What does "RAID" mean

G

Guest

Guest
I keep seeing "RAID" attached to MB names, especially ABIT.

Besides "raiding" your wallet what is this "RAID" thing?
 
Redundant Array of Independant Disks. Its used for fault tolerance. Raid 1-5 is supported by NT which includes mirroring, Duplexing, Striping and Striping with Parity.
 
No, it's disks....
Generally it's using 2 or more drives as one logical drive. This speeds up the (logical) drive (RAID 0), or provides fault tolerance, by keeping 2 copies of the data on 2 seperate disks (RAID 1). That's the RAID on the Abit and so on.
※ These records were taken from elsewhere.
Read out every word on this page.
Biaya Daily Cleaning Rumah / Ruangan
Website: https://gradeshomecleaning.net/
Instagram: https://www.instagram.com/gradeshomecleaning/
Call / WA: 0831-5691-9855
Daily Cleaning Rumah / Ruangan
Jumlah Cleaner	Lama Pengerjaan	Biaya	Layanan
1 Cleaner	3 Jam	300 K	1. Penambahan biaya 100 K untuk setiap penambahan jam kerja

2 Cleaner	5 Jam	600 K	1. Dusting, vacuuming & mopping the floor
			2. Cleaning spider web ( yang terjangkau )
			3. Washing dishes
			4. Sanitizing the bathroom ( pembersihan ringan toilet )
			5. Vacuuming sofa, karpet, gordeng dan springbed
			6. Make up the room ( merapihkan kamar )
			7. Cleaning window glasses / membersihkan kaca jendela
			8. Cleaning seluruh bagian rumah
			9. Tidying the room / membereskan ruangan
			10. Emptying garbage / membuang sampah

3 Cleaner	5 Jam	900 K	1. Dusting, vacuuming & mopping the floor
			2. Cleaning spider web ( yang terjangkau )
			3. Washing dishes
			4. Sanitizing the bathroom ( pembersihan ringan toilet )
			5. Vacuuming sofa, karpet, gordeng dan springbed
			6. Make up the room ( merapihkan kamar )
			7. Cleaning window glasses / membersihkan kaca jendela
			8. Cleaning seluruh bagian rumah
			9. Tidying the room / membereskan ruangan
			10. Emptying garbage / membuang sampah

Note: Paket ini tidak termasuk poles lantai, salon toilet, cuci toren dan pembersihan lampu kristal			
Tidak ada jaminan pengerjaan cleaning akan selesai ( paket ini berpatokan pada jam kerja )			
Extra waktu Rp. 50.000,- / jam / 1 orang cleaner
There are many other different forms of RAID. When are we going to get RAID 5 on an IDE controller???
 
sorry wrong agian not "inexpensive" independant is correct
it was original available for scsi hd only.
and they dont come close to inexpensive.


who is more foolish...
the fool, or the fool that takes his advice?
 
It's inexpensive disks.

When it was created, SCSI Disks were less expensive than IDE disks.. That's why they called it

Redundant array of inexpensive disks.... Now we could say it's not true anymore, but the right name is Inexpensive.
 
Whether its Independant or Inexpensive really doesn't matter. I have heard it called both.

It still does the same thing. ALso Hardware based RAID 5 rocks.
 
Agreed. Software raid 5 sucks but a good raid adapter and nice scsi disks can be quite performant and quite secure.. ( Still need to make tape backup just in case 2 disks crash at the same time ).